Sure, Mr Gurner. We’ll overlook the fact that your parents could send you to Carey Grammar and you could borrow $34,000 from your grandfather for your first business. A lot of these “self-made” people looking down on the so-called avo toast millennials really need to take a more careful look at their privilege. And besides, as the twitterverse pointed out:
If I forego my daily avocado toast and save $50 a week at 5% interest, I can save $33,644 in just a decade!
— Nick Confessore (@nickconfessore) May 15, 2017
This wasn’t the first time the avo toast paradigm has been fired out at the younger generation from an Aussie millionaire. In 2016m Bernard Salt, KPMG-partner-turned-The Australian-columnist, complained:
I have seen young people order smashed avocado with crumbled feta on five-grain toasted bread at $22 a pop and more. I can afford to eat this for lunch because I am middle-aged and have raised my family. But how can young people afford to eat like this? Shouldn’t they be economising by eating at home? How often are they eating out? Twenty-two dollars several times a week could go towards a deposit on a house.

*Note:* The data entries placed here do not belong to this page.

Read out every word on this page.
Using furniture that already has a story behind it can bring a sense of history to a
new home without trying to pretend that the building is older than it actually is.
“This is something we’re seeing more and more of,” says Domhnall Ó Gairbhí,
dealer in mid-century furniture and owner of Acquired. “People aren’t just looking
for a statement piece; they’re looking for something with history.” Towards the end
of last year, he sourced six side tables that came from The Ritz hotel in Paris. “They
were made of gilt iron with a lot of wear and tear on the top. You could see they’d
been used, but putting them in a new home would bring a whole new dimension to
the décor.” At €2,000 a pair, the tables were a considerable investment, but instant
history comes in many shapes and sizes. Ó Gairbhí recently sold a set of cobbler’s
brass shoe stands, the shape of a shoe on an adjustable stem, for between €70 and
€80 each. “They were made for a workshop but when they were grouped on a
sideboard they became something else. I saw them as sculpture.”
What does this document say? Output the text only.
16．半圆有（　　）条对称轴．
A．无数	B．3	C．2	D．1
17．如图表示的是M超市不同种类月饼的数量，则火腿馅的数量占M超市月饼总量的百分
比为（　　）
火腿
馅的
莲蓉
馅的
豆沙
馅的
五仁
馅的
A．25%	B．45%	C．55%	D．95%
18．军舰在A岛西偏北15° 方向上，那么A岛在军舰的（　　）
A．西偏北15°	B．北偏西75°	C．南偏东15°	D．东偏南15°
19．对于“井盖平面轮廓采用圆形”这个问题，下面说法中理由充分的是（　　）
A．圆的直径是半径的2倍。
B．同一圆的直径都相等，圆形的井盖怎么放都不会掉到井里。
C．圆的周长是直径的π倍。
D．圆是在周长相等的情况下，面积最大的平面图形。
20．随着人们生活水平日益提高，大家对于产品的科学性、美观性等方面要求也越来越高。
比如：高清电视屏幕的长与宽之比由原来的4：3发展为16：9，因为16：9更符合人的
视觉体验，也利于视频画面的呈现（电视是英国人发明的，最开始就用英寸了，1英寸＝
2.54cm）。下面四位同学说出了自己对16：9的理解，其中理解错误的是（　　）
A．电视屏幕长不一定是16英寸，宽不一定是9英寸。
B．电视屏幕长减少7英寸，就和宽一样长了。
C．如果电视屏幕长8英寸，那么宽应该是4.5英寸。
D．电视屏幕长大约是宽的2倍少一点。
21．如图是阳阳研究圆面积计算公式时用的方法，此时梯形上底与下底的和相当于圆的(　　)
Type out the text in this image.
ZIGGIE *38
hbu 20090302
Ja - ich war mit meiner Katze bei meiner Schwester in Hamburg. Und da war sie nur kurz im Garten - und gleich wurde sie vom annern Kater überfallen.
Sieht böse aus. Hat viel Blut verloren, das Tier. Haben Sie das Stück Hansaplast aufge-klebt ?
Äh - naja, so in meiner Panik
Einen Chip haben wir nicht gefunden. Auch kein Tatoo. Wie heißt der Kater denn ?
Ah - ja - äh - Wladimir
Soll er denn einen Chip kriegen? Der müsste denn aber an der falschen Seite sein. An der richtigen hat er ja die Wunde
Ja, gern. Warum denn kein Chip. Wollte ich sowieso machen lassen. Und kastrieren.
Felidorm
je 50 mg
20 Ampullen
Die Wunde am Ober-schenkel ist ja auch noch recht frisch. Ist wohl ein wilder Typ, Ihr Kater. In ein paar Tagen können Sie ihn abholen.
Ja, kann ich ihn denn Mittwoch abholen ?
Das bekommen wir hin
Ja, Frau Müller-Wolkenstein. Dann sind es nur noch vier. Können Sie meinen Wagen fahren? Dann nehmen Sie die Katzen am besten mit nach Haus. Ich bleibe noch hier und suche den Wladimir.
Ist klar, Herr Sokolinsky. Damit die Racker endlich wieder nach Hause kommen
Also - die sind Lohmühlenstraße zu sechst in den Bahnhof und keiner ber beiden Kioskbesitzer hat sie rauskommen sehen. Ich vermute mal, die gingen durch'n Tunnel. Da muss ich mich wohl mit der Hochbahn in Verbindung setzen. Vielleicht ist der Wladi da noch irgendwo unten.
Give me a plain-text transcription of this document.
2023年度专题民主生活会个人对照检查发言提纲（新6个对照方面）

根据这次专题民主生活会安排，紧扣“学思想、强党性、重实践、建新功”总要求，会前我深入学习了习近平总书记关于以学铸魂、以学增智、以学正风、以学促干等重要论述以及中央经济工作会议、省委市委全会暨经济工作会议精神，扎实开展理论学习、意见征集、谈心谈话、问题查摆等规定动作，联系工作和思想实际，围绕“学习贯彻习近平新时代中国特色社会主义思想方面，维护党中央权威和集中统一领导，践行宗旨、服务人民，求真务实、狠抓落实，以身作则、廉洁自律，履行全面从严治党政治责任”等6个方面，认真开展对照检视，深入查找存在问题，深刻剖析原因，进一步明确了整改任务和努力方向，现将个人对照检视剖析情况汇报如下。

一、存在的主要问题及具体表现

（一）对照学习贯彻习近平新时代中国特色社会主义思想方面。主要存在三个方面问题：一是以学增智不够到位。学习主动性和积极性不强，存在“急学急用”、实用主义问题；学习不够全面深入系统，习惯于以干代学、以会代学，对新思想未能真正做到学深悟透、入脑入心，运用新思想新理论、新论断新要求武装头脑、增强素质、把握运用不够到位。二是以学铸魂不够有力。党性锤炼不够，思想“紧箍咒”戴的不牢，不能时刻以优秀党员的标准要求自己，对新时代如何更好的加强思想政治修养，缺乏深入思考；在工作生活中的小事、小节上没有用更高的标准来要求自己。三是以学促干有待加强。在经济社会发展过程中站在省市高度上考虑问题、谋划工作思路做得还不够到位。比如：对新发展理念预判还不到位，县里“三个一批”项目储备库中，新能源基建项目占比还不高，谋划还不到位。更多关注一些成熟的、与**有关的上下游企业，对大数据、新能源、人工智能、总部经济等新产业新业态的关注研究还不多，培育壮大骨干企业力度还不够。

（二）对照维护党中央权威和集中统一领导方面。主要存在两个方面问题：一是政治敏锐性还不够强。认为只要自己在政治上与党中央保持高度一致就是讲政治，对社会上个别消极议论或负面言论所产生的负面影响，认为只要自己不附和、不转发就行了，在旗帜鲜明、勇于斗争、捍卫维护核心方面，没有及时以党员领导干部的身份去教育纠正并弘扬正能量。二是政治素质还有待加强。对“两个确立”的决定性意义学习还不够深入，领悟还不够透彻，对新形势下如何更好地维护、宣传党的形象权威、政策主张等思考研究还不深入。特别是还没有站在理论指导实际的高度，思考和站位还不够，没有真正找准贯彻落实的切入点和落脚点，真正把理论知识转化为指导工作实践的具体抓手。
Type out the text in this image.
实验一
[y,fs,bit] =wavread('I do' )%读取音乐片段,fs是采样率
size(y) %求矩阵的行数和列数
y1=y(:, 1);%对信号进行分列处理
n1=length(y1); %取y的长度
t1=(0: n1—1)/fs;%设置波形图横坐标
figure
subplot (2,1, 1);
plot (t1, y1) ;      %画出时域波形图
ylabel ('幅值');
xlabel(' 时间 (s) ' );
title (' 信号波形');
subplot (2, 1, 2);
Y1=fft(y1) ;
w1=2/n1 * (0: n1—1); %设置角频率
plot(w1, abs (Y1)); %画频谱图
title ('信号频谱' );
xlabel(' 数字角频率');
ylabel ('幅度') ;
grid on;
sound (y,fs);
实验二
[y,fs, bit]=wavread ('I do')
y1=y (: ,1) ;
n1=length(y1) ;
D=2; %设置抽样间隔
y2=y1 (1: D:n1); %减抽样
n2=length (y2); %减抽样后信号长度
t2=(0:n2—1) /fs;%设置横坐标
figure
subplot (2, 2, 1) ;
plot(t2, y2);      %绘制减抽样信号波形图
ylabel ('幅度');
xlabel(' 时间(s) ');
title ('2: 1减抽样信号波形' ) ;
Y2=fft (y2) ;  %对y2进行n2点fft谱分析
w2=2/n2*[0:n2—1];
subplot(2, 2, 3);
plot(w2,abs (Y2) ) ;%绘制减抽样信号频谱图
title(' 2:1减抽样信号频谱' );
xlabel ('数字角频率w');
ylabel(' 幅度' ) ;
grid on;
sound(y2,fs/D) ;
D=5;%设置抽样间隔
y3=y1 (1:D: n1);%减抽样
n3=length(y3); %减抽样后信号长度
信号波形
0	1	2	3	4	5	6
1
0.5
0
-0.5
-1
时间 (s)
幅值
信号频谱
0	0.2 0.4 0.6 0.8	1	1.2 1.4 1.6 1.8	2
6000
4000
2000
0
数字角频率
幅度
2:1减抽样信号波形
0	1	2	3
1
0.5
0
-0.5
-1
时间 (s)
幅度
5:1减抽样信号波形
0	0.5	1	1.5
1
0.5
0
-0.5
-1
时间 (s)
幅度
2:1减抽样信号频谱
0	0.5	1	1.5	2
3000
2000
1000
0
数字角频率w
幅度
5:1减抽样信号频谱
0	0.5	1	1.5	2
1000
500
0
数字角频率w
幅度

You’d think that being a partner in KPMG would’ve allowed Salt to run the math between the cost of toast and a deposit on a house with current Aussie housing prices. Like Gurner, the article was widely mocked on Australian social media. We remember here a few of our favourites:
Skipped smashed avocado for breakfast this morning. Excited to buy a house next week.
— Tony Broderick 🙃 (@brod) October 16, 2016
— Tim Lyons (@Picketer) October 16, 2016
tldr: just eat what you want, smashed avo generation. You’re likely already better at saving than you think anyway. The housing bust is upon us and daily news remains a depressing read. In this climate, we all deserve to treat ourselves now and then. In other words: time for some avo toast.